Architecture in one figure
token x_t
│
▼
┌──────────────────┐
│ Read memory MLP │ forward pass:
│ M_φ_{t-1}(x_t) │ retrieve compressed past
└─────────┬────────┘
│
▼
┌─────────────────────┐
│ Surprise gate │ compute prediction error
│ s_t = ||x_t − x̂_t|| │ (signed; learned threshold)
└─────────┬───────────┘
│
▼
┌─────────────────────┐
│ Inner gradient step │ if s_t large: update φ
│ φ_t = φ_{t-1} │ if s_t small: ~skip (forget gate)
│ − η ∇L(φ; x_t)│
└─────────┬───────────┘
│
▼
┌──────────────────┐
│ Sparse attn │ top-k high-surprise tokens
│ sidecar │ kept verbatim for associative recall
└─────────┬────────┘
│
▼
h_t → FFN → output
The reference implementation in the master prompt's Appendix B is ChunkedTTT — a chunked-parallel TTT that matches the sequential reference to < 10−10 at chunk_size = 1, with bounded approximation error (< 1 % relative) at larger chunk sizes. This is what makes MNEMOSYNE trainable: the inner-loop optimizer is itself amenable to chunked parallel computation, so training cost is comparable to a dense Transformer.
Key contributions
- Neural memory module — a 2-layer MLP per memory layer whose parameters are the recurrent state, updated at every token via a one-step inner gradient.
- Surprise-gated write controller — determines how much to update memory based on the prediction error of the current token against current memory.
- Sparse exact-attention fallback — selectively preserves the top-k highest-surprise tokens for verbatim recall. (TTT/Titans consistently shows pure neural memory still loses on associative recall.)
- Chunked-parallel TTT — the marquee technical piece.
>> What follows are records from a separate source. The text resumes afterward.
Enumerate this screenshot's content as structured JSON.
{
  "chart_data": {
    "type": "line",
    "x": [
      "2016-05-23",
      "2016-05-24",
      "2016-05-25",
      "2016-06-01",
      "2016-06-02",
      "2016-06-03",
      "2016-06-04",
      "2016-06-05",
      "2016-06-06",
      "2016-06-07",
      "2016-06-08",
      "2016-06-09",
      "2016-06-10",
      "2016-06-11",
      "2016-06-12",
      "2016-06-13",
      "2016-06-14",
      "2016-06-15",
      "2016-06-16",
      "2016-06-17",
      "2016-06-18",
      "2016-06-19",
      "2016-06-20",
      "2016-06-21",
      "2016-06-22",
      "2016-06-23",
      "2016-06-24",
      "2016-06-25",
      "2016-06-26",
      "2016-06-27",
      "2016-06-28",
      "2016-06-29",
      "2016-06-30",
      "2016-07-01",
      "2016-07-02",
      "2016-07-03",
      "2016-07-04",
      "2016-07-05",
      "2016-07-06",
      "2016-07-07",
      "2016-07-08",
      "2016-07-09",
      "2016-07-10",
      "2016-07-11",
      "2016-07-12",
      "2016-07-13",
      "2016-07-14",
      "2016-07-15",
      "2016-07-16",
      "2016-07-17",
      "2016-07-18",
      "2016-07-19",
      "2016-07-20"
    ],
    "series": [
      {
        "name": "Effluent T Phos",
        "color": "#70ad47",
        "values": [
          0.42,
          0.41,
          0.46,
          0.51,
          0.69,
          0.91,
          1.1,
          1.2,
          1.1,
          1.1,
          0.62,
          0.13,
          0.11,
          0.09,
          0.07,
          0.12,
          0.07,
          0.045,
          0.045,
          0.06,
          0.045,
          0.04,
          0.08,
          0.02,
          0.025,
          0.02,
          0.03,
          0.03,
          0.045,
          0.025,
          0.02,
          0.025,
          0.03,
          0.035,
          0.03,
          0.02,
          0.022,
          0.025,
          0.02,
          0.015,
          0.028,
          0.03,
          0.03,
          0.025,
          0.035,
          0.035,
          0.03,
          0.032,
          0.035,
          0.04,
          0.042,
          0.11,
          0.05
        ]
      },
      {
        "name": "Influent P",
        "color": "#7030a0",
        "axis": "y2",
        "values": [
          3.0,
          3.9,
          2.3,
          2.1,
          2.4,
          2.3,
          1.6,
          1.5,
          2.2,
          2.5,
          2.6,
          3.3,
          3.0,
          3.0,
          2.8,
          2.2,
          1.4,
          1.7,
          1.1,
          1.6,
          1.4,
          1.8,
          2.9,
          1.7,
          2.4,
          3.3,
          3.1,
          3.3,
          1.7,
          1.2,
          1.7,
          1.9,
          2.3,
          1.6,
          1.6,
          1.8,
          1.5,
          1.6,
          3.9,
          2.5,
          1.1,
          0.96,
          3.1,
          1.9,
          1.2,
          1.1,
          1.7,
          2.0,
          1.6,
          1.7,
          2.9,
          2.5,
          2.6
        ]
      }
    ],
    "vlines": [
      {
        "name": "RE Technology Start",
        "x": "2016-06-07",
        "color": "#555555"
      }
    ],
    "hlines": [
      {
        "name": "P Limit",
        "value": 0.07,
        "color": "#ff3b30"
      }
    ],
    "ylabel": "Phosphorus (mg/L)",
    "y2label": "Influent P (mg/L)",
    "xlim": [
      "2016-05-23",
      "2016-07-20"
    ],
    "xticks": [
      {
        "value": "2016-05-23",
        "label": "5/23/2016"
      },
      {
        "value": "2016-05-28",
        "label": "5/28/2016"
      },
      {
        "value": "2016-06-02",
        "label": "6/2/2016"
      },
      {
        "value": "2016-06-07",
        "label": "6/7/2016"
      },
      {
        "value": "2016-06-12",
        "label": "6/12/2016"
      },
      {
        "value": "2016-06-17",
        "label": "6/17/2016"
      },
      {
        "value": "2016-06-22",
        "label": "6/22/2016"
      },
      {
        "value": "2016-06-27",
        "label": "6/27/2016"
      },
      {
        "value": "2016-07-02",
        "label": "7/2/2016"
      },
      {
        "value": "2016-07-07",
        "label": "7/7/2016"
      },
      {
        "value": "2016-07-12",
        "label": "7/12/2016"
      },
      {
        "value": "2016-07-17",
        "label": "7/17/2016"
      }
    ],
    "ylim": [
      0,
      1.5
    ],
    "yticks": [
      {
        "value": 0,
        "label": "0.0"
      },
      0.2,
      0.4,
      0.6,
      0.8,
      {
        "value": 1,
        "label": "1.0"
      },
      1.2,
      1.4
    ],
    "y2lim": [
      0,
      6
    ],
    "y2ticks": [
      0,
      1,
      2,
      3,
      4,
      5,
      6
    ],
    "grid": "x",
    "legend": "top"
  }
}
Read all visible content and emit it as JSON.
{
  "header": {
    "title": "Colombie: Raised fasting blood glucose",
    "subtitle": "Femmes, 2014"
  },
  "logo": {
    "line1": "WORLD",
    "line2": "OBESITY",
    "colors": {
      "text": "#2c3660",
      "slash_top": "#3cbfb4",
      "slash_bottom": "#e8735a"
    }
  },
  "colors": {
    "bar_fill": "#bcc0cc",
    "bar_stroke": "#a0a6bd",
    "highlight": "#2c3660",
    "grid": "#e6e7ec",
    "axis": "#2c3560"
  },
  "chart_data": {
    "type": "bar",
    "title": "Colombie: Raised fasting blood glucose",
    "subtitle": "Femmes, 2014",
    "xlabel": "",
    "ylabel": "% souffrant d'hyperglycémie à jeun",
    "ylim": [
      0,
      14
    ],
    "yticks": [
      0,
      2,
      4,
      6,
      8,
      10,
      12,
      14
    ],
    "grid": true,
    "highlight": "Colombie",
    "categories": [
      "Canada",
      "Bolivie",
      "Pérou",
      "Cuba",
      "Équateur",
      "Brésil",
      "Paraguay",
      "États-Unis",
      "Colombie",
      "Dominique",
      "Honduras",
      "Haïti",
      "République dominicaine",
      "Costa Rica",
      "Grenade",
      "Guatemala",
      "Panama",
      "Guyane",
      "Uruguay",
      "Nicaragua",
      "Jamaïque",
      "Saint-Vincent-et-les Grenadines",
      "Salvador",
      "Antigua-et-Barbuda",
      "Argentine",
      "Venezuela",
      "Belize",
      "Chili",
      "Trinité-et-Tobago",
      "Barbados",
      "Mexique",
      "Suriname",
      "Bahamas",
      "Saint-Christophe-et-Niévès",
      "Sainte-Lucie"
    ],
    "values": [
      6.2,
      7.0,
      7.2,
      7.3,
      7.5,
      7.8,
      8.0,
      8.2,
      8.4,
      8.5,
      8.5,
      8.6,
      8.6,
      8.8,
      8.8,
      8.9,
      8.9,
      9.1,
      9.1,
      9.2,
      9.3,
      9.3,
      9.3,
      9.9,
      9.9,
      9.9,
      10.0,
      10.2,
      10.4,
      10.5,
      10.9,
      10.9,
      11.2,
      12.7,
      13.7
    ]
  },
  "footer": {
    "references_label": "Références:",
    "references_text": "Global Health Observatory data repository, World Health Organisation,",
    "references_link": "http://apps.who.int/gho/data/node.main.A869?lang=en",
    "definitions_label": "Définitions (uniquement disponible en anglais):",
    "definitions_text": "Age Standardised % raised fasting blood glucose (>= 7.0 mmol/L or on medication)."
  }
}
Makes inner-gradient training amortize across chunks; matches sequential reference at
chunk_size = 1to< 10−10fp64. - Liu-2026 equivalence — TTT-with-KV-binding is mathematically equivalent to a learned linear attention operator. Allows training in a form that admits clean parallelism; interpret as TTT only for understanding and inference.
Phased plan
| Phase | Deliverable | Status |
|---|---|---|
| 0 — Bootstrap | Repo scaffold; reference SequentialTTT and ChunkedTTT | done |
| 1 — Memory MLP + surprise gate | Single memory layer; surprise gating numerically stable | done |
| 2 — Chunked-parallel TTT | Parity test passing; mini-batch trick verified | done |
| 3 — Sparse attention sidecar | Top-k high-surprise token cache (gradient-truncated, K-capped) | done |
| 4 — Full integration | Memory + attention sidecar compose; trained nano on 1B tokens | partial (block + overfit smoke train; not 1B tokens) |
| 5 — Scaling + 256K needle | ≥ 80% needle-in-haystack at 256K with constant decode memory | not started |
| 6 — Paper | Manuscript with streaming-adaptation demonstration | not started |
Required reading
- Sun et al. 2024 — “Learning to (Learn at Test Time): RNNs with Expressive Hidden States”
- Sun et al. 2025 — TTT-E2E (end-to-end test-time-training)
- Behrouz et al. 2025 — Titans: Learning to Memorize at Test Time
- Behrouz et al. 2025 — MIRAS unifying framework (Google Research)
- Liu et al. 2026 — “Test-Time Training with KV Binding Is Secretly Linear Attention”
- Peng et al. 2024 — RWKV-7 “Goose”
- Schlag et al. 2021 — “Linear Transformers Are Secretly Fast Weight Programmers”
- Ba et al. 2016 — “Using Fast Weights to Attend to the Recent Past”
Target marquee result goal — not yet measured
A goal from the spec — not a measured result
256K needle-in-a-haystack ≥ 80 % with constant decode memory; clear streaming-adaptation advantage over a Mamba-2 baseline. This requires GPU-scale training that has not been run.